Moreover, we have learnt that organization and culture are just as important as the underlying technology. In executing against AI within HotSpot, our team brings deep drug discovery experience to the problem – similar to our peer group companies – constantly with an eye to designing molecules that are going to go the distance. However, the cross pollination of the drug hunter mindset with the disruptive, software engineering perspective is what we strive to achieve at HotSpot. With this in mind, we have sourced exclusive rights to enabling technology from players such as Macroceutics, Molecular Discovery and idalab.
Sustaining competitive advantage
Our industry becomes ever more competitive and the success of one mechanism rapidly leads to follow-on competition. K-Ras, SHP2, EGFR, and BTK are good examples and the list goes on. New companies e.g. EQRx, and business models have arisen purely to exploit the fast-follower model while contracting with payers.
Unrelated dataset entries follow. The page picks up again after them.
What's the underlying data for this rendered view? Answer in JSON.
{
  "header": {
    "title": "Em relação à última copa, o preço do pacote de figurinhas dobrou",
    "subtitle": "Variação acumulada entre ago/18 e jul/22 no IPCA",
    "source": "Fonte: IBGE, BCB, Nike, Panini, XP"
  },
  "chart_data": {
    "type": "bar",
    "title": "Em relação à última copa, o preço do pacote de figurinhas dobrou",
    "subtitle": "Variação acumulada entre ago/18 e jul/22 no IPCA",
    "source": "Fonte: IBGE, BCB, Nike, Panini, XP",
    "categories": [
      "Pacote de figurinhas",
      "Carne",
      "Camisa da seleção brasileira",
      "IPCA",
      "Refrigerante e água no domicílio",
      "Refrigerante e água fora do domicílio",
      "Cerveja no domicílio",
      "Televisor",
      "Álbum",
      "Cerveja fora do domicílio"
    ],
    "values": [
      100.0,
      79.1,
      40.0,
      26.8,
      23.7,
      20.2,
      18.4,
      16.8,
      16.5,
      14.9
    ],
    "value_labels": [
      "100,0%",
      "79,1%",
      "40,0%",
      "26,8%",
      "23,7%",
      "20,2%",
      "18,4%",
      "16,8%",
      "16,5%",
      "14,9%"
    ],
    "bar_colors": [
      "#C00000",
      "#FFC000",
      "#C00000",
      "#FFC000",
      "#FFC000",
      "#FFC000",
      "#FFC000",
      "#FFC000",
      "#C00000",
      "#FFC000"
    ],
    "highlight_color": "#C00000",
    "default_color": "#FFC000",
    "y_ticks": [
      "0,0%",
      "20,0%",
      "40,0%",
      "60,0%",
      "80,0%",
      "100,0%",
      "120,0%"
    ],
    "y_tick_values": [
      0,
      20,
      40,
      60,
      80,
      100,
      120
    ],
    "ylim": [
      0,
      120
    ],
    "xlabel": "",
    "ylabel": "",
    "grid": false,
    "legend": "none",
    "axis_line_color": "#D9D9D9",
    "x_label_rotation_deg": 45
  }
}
In order to maintain our leadership position in allostery, companies like HotSpot cannot be complacent since our competitors will erode competitive advantage. We need to be continually challenging ourselves to deliver both first- and best-in-class small molecules. Thankfully allostery provides all the raw ingredients to deliver molecules with exquisite potency, selectivity and drug-like properties. This is especially true for natural hotspots because they represent a privileged subset of allosteric pockets.
Sanjiv Patel, CEO of Relay Therapeutics, has been particularly thoughtful on the topic of competitive advantage which, to paraphrase him, is driven by:
- Riding the experience curve: delivering new allosteric medicines is technically very challenging and the industry leaders in allostery have successfully turned the crank multiple times. This leads to skill sets and scales of economy that can only be acquired over time, representing a large barrier to entry for new players.
- Exploiting non-commoditized technology: the technology that we use to identify and drug natural hotspots is unique to HotSpot and cannot be accessed through outsourced service providers. For example, we have access to the largest and most diverse chemical library designed around natural hotspots that delivers 10x hit rates of conventional chemistries.
- Leveraging a dominant position in a competitive labor market: as a company with a strong culture that is leading the way in natural allostery, we are able to disproportionately hire and retain the best talent in the most competitive labor ecosystems such as Boston and New Jersey. The creativity, drive and openness that our team brings to execution is a big differentiating factor.
To conclude, I am proud of what we have achieved over the past 36 months since it sets the stage for our first clinical trials and further growth of our pipeline and platform. However, I am also thrilled to be surrounded by such accomplished peer group companies that are also demonstrating the promise of allostery so convincingly. The next few years are going to be exciting as we deliver our allosteric medicines to patients.